Receiving over 25,000 more votes than Newton, and flourishing in the Golden Age of Great Briton Number Seven, is the man who did for language what Newton did for science. I don't have a lot to say about him, because it has already been said. More books are published about him every year than about anyone, with the possible exception of Jesus. He has even written more Hollywood screenplays than any other person. Fifth overall is William Shakespeare.

If the pre-series hype was anything to go by, the finalist in fourth place was the favourite of series editors. Bear in mind that a "Great Britons" is "anyone who was born in the British Isles, including Ireland; or anyone who lived in the British Isles, including Ireland, and who has played a significant part in the life of the British Isles." Number Four certainly qualifies for the Top Ten. His contribution to science was minimal. His impact on the philosophy of science continues to be immeasurable. One of the comments on the BBC's message board really sums it up: "Darwin changed the way we see life, the way we see ourselves. He challenged and changed our beliefs and our value system."

Charles Darwin's cosmology laid the groundwork and created the excuses needed to throw off the constraints of responsibility and morality. The theory of evolution was embraced like a harlot by an ostensibly Christian culture eager to exchange the free love of God for the love of hedonism. Scientists became the priests of the near-universal religion.

But the most dreadful development has been the offering of incense by Christians on the altar of Darwinism. In times of Roman persecution, Christians could escape death or imprisonment by paying lip service to Caesar. It was okay to believe in Jesus, as long as it was combined with a willingness to acknowledge the civic religion. Today, Christians are not "taken seriously" unless they acknowledge Darwinism. However, it is Christians who bow the knee to what is not a scientific theory, but in fact a theological position, who cannot be taken seriously.
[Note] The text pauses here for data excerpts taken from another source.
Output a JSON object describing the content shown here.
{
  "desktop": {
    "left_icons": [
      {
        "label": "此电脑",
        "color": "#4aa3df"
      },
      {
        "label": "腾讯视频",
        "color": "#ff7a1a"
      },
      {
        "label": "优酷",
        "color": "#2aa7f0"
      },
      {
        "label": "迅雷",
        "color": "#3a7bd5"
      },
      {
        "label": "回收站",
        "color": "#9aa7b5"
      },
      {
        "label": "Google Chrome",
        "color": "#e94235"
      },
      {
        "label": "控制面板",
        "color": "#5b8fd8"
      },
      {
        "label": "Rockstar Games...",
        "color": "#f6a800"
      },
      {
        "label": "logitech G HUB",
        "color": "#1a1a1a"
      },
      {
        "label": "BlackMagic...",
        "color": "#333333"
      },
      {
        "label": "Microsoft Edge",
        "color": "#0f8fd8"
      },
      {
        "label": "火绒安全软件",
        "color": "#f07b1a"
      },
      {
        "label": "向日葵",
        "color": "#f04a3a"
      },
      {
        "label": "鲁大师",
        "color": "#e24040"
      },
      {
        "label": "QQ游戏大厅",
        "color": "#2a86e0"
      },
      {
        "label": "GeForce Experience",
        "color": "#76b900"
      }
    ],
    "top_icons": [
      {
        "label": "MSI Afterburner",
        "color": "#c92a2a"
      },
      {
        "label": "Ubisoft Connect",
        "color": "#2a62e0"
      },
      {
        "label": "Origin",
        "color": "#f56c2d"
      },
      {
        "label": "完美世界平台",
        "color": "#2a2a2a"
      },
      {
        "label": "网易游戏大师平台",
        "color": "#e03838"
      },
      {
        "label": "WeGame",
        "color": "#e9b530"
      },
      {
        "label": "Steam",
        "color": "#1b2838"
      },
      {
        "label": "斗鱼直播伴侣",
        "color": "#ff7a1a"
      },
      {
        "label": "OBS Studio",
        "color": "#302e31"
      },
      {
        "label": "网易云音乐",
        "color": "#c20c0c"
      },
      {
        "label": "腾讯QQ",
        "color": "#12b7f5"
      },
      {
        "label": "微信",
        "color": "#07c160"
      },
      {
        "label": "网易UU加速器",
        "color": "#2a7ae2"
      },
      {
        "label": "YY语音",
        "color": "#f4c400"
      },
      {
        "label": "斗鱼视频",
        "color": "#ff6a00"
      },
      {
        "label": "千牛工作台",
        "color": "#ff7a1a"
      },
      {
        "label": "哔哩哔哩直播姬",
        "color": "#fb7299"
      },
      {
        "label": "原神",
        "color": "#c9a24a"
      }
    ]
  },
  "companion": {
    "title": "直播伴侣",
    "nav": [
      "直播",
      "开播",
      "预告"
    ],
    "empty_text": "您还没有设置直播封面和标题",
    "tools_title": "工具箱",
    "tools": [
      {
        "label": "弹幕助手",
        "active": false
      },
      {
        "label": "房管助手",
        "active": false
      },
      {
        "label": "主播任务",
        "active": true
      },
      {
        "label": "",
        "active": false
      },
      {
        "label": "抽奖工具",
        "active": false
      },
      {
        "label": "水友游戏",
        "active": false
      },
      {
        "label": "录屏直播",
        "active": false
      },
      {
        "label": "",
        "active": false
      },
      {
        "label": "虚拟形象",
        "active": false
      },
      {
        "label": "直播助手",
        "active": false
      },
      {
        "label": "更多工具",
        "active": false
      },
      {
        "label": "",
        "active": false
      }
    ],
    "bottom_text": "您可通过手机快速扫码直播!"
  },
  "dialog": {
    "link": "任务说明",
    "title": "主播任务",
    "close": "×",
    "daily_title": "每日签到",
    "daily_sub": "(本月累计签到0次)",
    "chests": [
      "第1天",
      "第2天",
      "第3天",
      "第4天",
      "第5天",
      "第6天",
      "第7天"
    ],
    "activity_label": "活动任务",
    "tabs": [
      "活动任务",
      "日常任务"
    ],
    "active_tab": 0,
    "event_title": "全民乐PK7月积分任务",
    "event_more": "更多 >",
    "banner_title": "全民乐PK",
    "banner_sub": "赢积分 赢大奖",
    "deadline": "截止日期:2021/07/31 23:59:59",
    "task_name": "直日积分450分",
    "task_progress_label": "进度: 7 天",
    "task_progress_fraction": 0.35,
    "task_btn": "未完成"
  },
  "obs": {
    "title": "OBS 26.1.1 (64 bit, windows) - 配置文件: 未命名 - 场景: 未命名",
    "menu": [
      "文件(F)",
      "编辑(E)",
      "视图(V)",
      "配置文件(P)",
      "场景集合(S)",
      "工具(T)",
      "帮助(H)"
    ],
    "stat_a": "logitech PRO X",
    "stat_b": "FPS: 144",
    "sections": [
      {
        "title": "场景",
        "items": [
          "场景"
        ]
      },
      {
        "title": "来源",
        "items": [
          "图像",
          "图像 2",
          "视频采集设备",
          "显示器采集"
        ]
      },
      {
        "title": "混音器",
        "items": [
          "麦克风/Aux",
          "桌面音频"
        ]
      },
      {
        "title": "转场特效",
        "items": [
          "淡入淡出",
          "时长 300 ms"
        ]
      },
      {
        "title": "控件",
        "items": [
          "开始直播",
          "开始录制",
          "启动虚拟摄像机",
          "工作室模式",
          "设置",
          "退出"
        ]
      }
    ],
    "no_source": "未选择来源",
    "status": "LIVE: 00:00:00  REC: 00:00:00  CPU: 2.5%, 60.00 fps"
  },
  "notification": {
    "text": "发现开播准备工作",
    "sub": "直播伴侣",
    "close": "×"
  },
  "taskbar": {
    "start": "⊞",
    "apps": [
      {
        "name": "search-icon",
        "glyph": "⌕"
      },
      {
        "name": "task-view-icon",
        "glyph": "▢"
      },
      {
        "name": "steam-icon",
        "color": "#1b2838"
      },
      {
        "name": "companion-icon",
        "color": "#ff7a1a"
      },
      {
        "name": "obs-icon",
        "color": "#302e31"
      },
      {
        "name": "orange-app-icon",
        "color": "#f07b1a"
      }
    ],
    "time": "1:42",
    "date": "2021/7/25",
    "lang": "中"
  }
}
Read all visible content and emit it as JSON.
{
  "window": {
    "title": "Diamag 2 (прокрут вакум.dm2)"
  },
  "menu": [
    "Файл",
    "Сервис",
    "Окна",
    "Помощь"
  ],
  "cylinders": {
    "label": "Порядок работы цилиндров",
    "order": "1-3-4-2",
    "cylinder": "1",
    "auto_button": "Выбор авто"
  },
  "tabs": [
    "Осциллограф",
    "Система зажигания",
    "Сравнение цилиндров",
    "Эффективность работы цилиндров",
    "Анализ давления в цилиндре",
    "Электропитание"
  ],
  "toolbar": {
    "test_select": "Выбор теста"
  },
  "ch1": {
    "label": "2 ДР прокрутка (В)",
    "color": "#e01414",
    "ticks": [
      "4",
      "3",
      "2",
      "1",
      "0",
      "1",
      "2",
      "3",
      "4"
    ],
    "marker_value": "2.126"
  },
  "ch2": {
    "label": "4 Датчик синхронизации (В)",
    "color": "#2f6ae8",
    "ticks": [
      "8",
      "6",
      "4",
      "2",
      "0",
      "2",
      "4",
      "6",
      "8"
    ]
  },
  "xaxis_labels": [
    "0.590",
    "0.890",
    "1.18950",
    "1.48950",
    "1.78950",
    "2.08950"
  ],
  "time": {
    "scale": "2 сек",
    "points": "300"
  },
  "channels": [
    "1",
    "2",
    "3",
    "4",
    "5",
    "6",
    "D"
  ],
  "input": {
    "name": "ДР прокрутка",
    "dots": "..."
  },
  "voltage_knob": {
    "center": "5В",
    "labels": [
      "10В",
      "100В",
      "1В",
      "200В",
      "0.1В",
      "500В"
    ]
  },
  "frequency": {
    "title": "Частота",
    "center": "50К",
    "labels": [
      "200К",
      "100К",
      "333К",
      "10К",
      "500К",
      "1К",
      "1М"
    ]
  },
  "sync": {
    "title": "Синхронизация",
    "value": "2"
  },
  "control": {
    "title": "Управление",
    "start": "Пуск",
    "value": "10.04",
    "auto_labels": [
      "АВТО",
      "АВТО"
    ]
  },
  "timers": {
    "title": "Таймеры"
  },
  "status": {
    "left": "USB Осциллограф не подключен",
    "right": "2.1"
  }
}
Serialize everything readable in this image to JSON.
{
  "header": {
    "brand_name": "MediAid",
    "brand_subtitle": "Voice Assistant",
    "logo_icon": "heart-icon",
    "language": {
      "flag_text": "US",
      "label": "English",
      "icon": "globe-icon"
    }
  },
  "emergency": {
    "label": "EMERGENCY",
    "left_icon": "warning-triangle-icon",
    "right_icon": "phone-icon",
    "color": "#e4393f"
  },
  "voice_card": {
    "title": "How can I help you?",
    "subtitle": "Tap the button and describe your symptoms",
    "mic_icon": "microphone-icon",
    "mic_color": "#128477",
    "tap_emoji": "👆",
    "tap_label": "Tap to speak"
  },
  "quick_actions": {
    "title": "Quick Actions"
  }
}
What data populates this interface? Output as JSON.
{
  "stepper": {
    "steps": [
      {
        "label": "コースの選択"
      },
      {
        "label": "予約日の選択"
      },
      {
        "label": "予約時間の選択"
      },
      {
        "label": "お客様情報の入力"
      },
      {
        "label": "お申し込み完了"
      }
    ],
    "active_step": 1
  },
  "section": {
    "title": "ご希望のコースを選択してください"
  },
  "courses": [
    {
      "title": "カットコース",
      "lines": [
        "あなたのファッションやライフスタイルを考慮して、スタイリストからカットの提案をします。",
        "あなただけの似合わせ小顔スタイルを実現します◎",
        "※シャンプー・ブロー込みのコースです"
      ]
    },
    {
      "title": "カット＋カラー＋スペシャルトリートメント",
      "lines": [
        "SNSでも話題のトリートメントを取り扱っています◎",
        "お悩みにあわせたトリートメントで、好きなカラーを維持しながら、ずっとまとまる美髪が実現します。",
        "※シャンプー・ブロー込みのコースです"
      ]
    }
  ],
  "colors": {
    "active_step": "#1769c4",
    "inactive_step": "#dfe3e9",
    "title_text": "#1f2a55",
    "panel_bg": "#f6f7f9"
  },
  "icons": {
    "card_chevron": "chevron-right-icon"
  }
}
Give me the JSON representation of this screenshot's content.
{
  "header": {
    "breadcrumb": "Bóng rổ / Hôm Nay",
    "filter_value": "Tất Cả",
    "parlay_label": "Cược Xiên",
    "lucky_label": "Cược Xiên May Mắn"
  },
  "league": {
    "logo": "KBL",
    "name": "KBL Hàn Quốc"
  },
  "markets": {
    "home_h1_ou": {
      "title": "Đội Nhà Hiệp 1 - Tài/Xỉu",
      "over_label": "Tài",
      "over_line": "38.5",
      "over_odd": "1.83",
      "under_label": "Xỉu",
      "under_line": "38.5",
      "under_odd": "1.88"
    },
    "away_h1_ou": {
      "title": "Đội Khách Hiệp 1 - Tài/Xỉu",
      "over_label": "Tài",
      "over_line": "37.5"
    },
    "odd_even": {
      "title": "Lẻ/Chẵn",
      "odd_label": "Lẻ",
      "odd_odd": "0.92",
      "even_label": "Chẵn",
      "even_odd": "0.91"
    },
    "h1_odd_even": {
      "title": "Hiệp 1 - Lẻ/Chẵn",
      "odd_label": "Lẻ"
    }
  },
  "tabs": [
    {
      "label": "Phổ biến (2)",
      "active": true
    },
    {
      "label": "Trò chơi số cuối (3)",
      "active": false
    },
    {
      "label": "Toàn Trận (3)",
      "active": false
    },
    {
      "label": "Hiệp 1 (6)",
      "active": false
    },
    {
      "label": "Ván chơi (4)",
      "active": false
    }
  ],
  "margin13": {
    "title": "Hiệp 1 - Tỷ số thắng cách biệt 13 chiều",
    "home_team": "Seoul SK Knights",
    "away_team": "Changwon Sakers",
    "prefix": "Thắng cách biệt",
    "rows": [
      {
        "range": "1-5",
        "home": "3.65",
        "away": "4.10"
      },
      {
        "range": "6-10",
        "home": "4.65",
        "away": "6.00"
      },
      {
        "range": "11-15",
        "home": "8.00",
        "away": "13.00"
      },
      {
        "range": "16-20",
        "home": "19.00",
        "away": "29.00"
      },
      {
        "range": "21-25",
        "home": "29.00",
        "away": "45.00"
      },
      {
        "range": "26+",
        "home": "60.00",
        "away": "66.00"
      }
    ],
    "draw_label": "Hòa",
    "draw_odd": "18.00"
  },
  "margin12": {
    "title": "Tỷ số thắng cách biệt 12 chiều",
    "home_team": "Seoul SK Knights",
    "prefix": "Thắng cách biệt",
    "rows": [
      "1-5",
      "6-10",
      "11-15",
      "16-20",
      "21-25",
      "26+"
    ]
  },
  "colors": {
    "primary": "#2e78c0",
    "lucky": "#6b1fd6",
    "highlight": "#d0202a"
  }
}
In the United States, there are remnants of resistance. The media ostracise them, but they are unwavering. They are characterised as anti-intellectuals, forsaking proven facts for make-believe. The irony is that the very people who offer their air-tight scientific arguments are hermetically sealed in a philosophical bubble floating in an epistemological vacuum.

In the United Kingdom, however, with one voice the people worship the uncreatedness of the world with all their heart, soul, mind, and strength. There's no Kansas or Ohio or army of homeschoolers. The geologic column towers over the land like the statue of Nebuchadnezzar and you would be hard pressed to find three people who dare to remain standing before it.

Three-fourths of the way through the final program of Great Britons, the voting for the finalists as a whole ended. The votes were tallied and the bottom seven were eliminated. Each of them had a chief proponent who then offered their support to one of the top three for the final push for phone and web votes.